Recently, however, there has been a move towards ignoring even the commission structure. Agencies like the Federal Housing Finance Agency, the Office of Financial Research, and the controversial Bureau of Consumer Financial Protection (BCFP) have been set up to be led by one individual director. Isolated from presidential control and effective oversight by the Congress or courts, these agencies have almost complete discretion to do what the director likes within the powers granted to them by Congress. In the case of the BCFP, those powers are extensive.

With such concentrated power and so little oversight, other considerations come into play. The theory of “public choice,” developed by the Virginia school of economics, suggests that bureaucrats will work to expand their power to their own advantage. The suggestion of a former head of the BCFP that it should “push the envelope” in exercising its powers is a case in point.

Similarly, during the Obama administration, a team of Department of Justice lawyers came up with a way to stop businesses they did not like from operating. “Operation Choke Point,” as they named it, used increased supervision of banks to dissuade them from providing banking services to a range of industries, including porn stars, firearms dealers and payday lenders. The rational basis was that these industries posed a “reputational risk” to the banks.

Yet, Congress had passed no law restricting these industries. Indeed, porn stars and firearms dealers are supposed to be protected by the First and Second Amendments, respectively. Nevertheless, a team of bureaucrats took it upon themselves to try to regulate them out of existence.

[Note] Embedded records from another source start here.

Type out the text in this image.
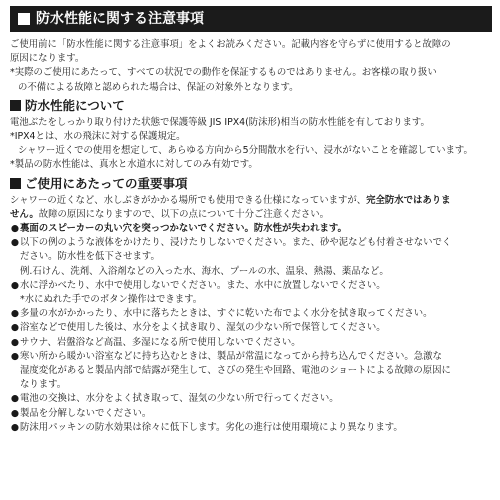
防水性能に関する注意事項

ご使用前に「防水性能に関する注意事項」をよくお読みください。記載内容を守らずに使用すると故障の

原因になります。

*実際のご使用にあたって、すべての状況での動作を保証するものではありません。お客様の取り扱い

の不備による故障と認められた場合は、保証の対象外となります。

防水性能について

電池ぶたをしっかり取り付けた状態で保護等級 JIS IPX4(防沫形)相当の防水性能を有しております。

*IPX4とは、水の飛沫に対する保護規定。

シャワー近くでの使用を想定して、あらゆる方向から5分間散水を行い、浸水がないことを確認しています。

*製品の防水性能は、真水と水道水に対してのみ有効です。

ご使用にあたっての重要事項

シャワーの近くなど、水しぶきがかかる場所でも使用できる仕様になっていますが、完全防水ではありま

せん。故障の原因になりますので、以下の点について十分ご注意ください。

● 裏面のスピーカーの丸い穴を突っつかないでください。防水性が失われます。
● 以下の例のような液体をかけたり、浸けたりしないでください。また、砂や泥なども付着させないでく
ださい。防水性を低下させます。
例.石けん、洗剤、入浴剤などの入った水、海水、プールの水、温泉、熱湯、薬品など。
● 水に浮かべたり、水中で使用しないでください。また、水中に放置しないでください。
*水にぬれた手でのボタン操作はできます。
● 多量の水がかかったり、水中に落ちたときは、すぐに乾いた布でよく水分を拭き取ってください。
● 浴室などで使用した後は、水分をよく拭き取り、湿気の少ない所で保管してください。
● サウナ、岩盤浴など高温、多湿になる所で使用しないでください。
● 寒い所から暖かい浴室などに持ち込むときは、製品が常温になってから持ち込んでください。急激な
湿度変化があると製品内部で結露が発生して、さびの発生や回路、電池のショートによる故障の原因に
なります。
● 電池の交換は、水分をよく拭き取って、湿気の少ない所で行ってください。
● 製品を分解しないでください。
● 防沫用パッキンの防水効果は徐々に低下します。劣化の進行は使用環境により異なります。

Another public choice-based critique of the administrative state is that the people who go to work at interventionist agencies generally agree with the interventionist mission. This implies that they are more likely to seek to expand their power than not, even in a burdensome manner. This problem is compounded by labor and employment law, which generally make it extremely difficult to fire a civil servant working under a union-negotiated collective bargaining agreement. This further insulates bureaucrats from any repercussions for following an agenda aimed at expanding their powers.

The modern administrative state has become a significant burden on the American economy. Wayne Crews estimates that the cost of regulation is roughly $2 trillion annually, around 10 percent of gross domestic product, and imposes a substantial burden on every U.S. household.

Remedies to this situation need to begin with the delegation principle. Congress should stop delegating as much as it has and reclaim some of the powers it has delegated away. One way to do this would be to establish a bipartisan “Regulatory Reduction Commission” that would be tasked with reviewing existing regulations and recommending a package of regulations that are too costly, burdensome, or outdated to roll back every year. New regulations and agencies should be established with sunset clauses whereby the rules can be repealed and agencies shuttered when they have run their course (although the persistence of the Export-Import Bank after its authority expired suggests this is more easily said than done).

Courts must also play their part. There is some appetite on the current Supreme Court to revise the deference doctrines, but if it declines to do so, Congress can instruct them. The rational basis test needs to be addressed. If a less burdensome solution presents itself, there should be some way for an affected citizen to petition the government to adopt it.

The administrative state has been around for about a century. Its evolution into the current overarching problem should not have been a surprise. When British ministers were beginning to accrue similar powers to themselves in 1929, the then Lord Chief Justice, Lord Hewart, wrote a book warning of the erosion of self-government it represented. He titled it, “The New Despotism.”